Anders aber in Österreich. Stammen doch die wichtigsten Aktenbestände zur NS-Zeit aus der Zeit nach diesem Stichtag: jene der diversesten Restitutionsgesetze bzw. Kriegs- und Verfolgungssachschädengesetz. Diese Aktenbestände enthalten oft die einzigen Hinweise, aus denen ganze ForscherInnenteams, in erster Linie die von der Regierung mittels HistorikerInnenkommission selbst eingesetzten, derzeit in mühsamer Kleinarbeit rekonstruieren, welches Eigentum den verfolgten Familien und Einzelpersonen entzogen wurde, ob und wohin sie emigriert sind, wer die ErbInnen sein könnten. Darüber hinaus enthalten sie Material, das mit unter lange vor dem Zeitpunkt der Anlage eines Aktes angefallen ist – darunter eben auch zahlloses Schriftgut aus der NS-Zeit. Historische "Details am Rande", die zwar die nationale Geschichtsschreibung durchaus unangenehm bis peinlich berühren, die aber mitunter wesentlich dazu beitragen könnten "Entschädigungs"ansprüche, die zum Teil nun nach fast 60 Jahren erstmals rechtlich gedeckt worden sind, von Überlebenden NS-Österreichs und deren Nachkommen zu stützen.
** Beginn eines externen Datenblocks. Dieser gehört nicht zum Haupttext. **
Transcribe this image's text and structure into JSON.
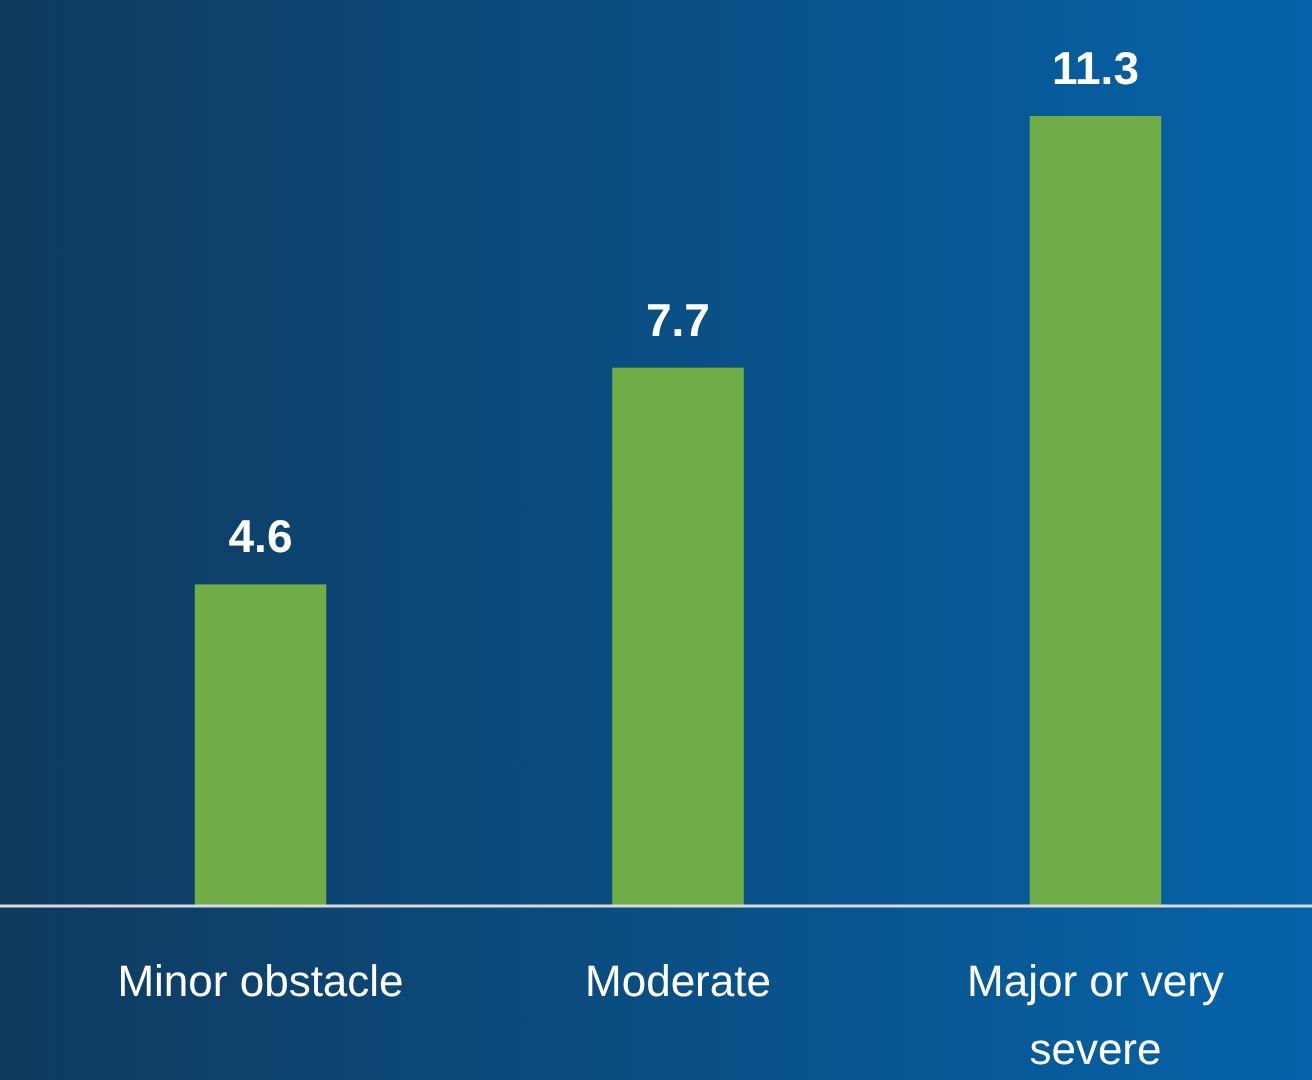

Dass die Akten neben diesen, für eine konservativ-rechtsextreme Regierung wohl recht profanen Interessen, nebenbei auch einen unendlich hohen persönlichen Wert für Überlebende und Nachkommen selbiger, den eigentlichen "Opfern der Opfer-These" also, haben könnte, sei hier nur am Rande erwähnt.

Die Knappheit der Lagerkapazitäten und damit zu hohe Kosten, die als offizielle Begründung für die geplante "Selektion" herhalten müssen, dürften jedenfalls nicht ausschlaggebend sein. Dieser Argumentation widerspricht zumindest der Generaldirektor des Staatsarchivs energisch. Der erschreckende Verdacht, bei der Archivierung solle manipulativ eingegriffen werden, scheint daher durchaus berechtigt, soll hier Geschichte wohl im Hinblick auf größere Zusammenhänge, ein zu formierendes nationales Geschichtsbild, redigiert werden.